Le Palais
Salammbô
Gustave Flaubert (1821-1880), auteur ; André Lambert, illustrateur, Paris, 1948.
BnF, département de Littérature et art, 4-Y2-4121
© Bibliothèque nationale de France
Hamilcar est le père de Salammbô et d'Hannibal, encore enfant. De retour après une longue absence, il est reçu par les autres dignitaires de la ville avec suspicion. Il a autrefois dirigé l'armée des mercenaires qui aujourd'hui assiège Carthage. Pour se racheter, ils lui demandent de prendre la tête de l'armée pour écraser les mercenaires. Après avoir vertement refusé une telle tâche, Hamilcar acceptera.

« Hamilcar ne voulait plus se mêler d’aucun gouvernement. Tous le conjurèrent. Ils le suppliaient : et comme le mot de trahison revenait dans leurs discours, il s’emporta. Le seul traître, c’était le Grand-Conseil, car l’engagement des soldats expirant avec la guerre, ils devenaient libres dès que la guerre était finie ; il exalta même leur bravoure et tous les avantages qu’on en pourrait tirer en les intéressant à la République par des donations, des privilèges. Alors Magdassan un ancien Gouverneur de provinces, dit en roulant ses yeux jaunes :
– Vraiment, Barca, à force de voyager, tu es devenu un Grec ou un Latin, je ne sais quoi ! Que parles-tu de récompenses pour ces hommes ? Périssent dix mille Barbares plutôt qu’un seul d’entre nous !

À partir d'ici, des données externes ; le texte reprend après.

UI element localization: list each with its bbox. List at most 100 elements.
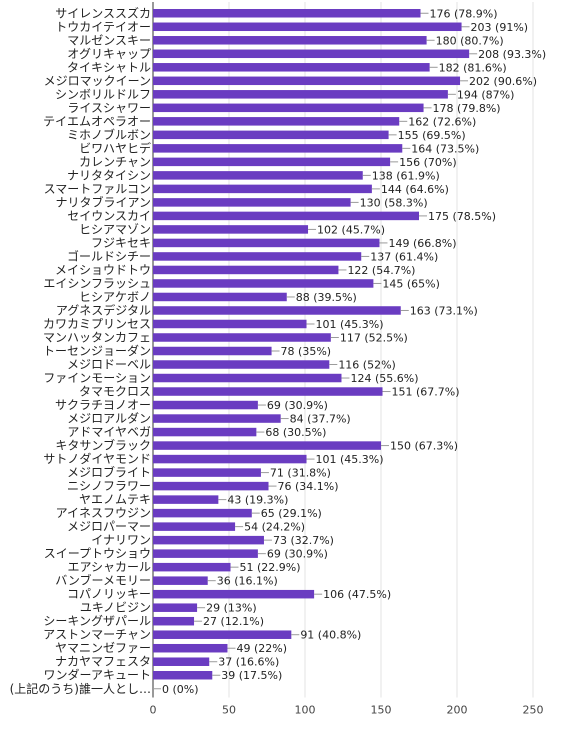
bar: [153, 468, 261, 477]
bar: [153, 508, 252, 518]
bar: [153, 360, 330, 369]
category-label: (上記のうち)誰一人とし…: [10, 681, 151, 696]
bar: [153, 333, 331, 342]
category-label: メジロブライト: [67, 465, 151, 480]
data-label: 182 (81.6%): [439, 61, 507, 74]
category-label: ナリタタイシン: [67, 168, 151, 182]
data-label: 122 (54.7%): [347, 264, 415, 277]
bar: [153, 211, 419, 221]
category-labels: サイレンススズカトウカイテイオーマルゼンスキーオグリキャップタイキシャトルメジロ…: [10, 5, 151, 696]
bar: [153, 414, 281, 423]
category-label: メジロアルダン: [67, 411, 151, 426]
category-label: ワンダーアキュート: [43, 667, 151, 682]
category-label: ヤエノムテキ: [79, 493, 151, 507]
bar: [153, 603, 198, 612]
data-label: 106 (47.5%): [323, 588, 391, 601]
category-label: ユキノビジン: [80, 601, 151, 615]
bar: [153, 198, 351, 207]
bar: [153, 373, 342, 383]
bar: [153, 292, 287, 302]
category-label: ファインモーション: [43, 371, 151, 385]
category-label: ニシノフラワー: [67, 479, 151, 493]
category-label: アグネスデジタル: [56, 302, 151, 317]
bar: [153, 49, 470, 59]
data-label: 175 (78.5%): [428, 210, 496, 223]
data-label: 163 (73.1%): [410, 304, 478, 317]
data-label: 116 (52%): [338, 359, 396, 372]
data-label: 145 (65%): [382, 277, 440, 290]
bar: [153, 616, 195, 626]
data-label: 65 (29.1%): [261, 507, 322, 520]
bar: [153, 346, 272, 356]
category-label: アドマイヤベガ: [67, 425, 151, 439]
value-labels: 176 (78.9%)203 (91%)180 (80.7%)208 (93.3…: [153, 7, 546, 696]
data-label: 130 (58.3%): [360, 196, 428, 209]
category-label: サトノダイヤモンド: [43, 451, 151, 466]
bar: [153, 279, 374, 288]
data-label: 49 (22%): [236, 642, 287, 655]
data-label: 37 (16.6%): [218, 656, 279, 669]
category-label: オグリキャップ: [67, 47, 151, 61]
data-label: 78 (35%): [281, 345, 332, 358]
data-label: 54 (24.2%): [244, 521, 305, 534]
data-label: 39 (17.5%): [221, 669, 282, 682]
category-label: イナリワン: [91, 533, 151, 547]
data-label: 117 (52.5%): [340, 331, 408, 344]
bar: [153, 657, 210, 666]
x-tick-label: 150: [371, 704, 392, 717]
data-label: 124 (55.6%): [350, 372, 418, 385]
x-tick-label: 250: [523, 704, 544, 717]
category-label: スイープトウショウ: [44, 547, 151, 561]
category-label: サクラチヨノオー: [55, 398, 151, 412]
category-label: エアシャカール: [67, 560, 151, 574]
bar: [153, 522, 236, 531]
bar: [153, 630, 292, 639]
data-label: 138 (61.9%): [372, 169, 440, 182]
bar: [153, 549, 258, 558]
bar: [153, 387, 383, 396]
category-label: ナカヤマフェスタ: [55, 655, 151, 669]
data-label: 203 (91%): [471, 21, 529, 34]
category-label: メジロドーベル: [67, 358, 151, 372]
bar: [153, 252, 362, 261]
category-label: エイシンフラッシュ: [43, 276, 151, 290]
category-label: ヒシアマゾン: [79, 222, 151, 236]
bar: [153, 117, 400, 126]
category-label: スマートファルコン: [44, 182, 151, 196]
bar: [153, 562, 231, 572]
category-label: シーキングザパール: [43, 614, 151, 628]
category-label: フジキセキ: [91, 236, 151, 250]
data-label: 88 (39.5%): [296, 291, 357, 304]
data-label: 76 (34.1%): [278, 480, 339, 493]
data-label: 194 (87%): [457, 88, 515, 101]
bar: [153, 265, 339, 275]
data-label: 69 (30.9%): [267, 548, 328, 561]
bar: [153, 427, 257, 437]
data-label: 43 (19.3%): [227, 494, 288, 507]
data-label: 68 (30.5%): [265, 426, 326, 439]
bars: [153, 9, 470, 680]
data-label: 162 (72.6%): [408, 115, 476, 128]
bar: [153, 76, 461, 86]
data-label: 101 (45.3%): [316, 453, 384, 466]
bar: [153, 319, 307, 329]
data-label: 71 (31.8%): [270, 467, 331, 480]
x-axis: 0 50 100 150 200 250: [150, 704, 544, 717]
x-tick-label: 50: [222, 704, 236, 717]
data-label: 73 (32.7%): [273, 534, 334, 547]
bar: [153, 495, 219, 504]
category-label: カワカミプリンセス: [43, 317, 151, 331]
data-label: 137 (61.4%): [370, 250, 438, 263]
category-label: シンボリルドルフ: [55, 87, 151, 101]
category-label: ミホノブルボン: [67, 127, 151, 142]
category-label: ヤマニンゼファー: [55, 641, 151, 655]
data-label: 29 (13%): [206, 602, 257, 615]
data-label: 176 (78.9%): [430, 7, 498, 20]
data-label: 155 (69.5%): [398, 129, 466, 142]
category-label: ライスシャワー: [67, 101, 151, 115]
data-label: 101 (45.3%): [316, 318, 384, 331]
category-label: サイレンススズカ: [55, 5, 151, 20]
data-label: 69 (30.9%): [267, 399, 328, 412]
category-label: アイネスフウジン: [56, 506, 151, 520]
category-label: カレンチャン: [79, 155, 151, 169]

Les Anciens approuvaient de la tête en murmurant : – Oui, faut-il tant se gêner ? On en trouve toujours !
– Et l’on s’en débarrasse commodément, n’est-ce pas ? On les abandonne, ainsi que vous avez fait en Sardaigne. On avertit l’ennemi du chemin qu’ils doivent prendre, comme pour ces Gaulois dans la Sicile, ou bien on les débarque au milieu de la mer. En revenant, j’ai vu le rocher tout blanc de leurs os !
– Quel malheur ! fit impudemment Kapouras.
– Est-ce qu’ils n’ont pas cent fois tourné à l’ennemi ! exclamaient les autres.
Hamilcar s’écria : – Pourquoi donc, malgré vos lois, les avez-vous rappelés à Carthage ? Et quand ils sont dans votre ville, pauvres et nombreux au milieu de toutes vos richesses, l’idée ne vous vient pas de les affaiblir par la moindre division ! Ensuite vous les congédiez avec leurs femmes et avec leurs enfants, tous, sans garder un seul otage ! Comptiez-vous qu’ils s’assassineraient pour vous épargner la douleur de tenir vos serments ? Vous les haïssez, parce qu’ils sont forts ! Vous me haïssez encore plus, moi, leur maître ! Oh ! je l’ai senti, tout à l’heure, quand vous me baisiez les mains, et que vous vous reteniez tous pour ne pas les mordre ! »

Gustave Flaubert, Salammbô, chapitre VII, 1862.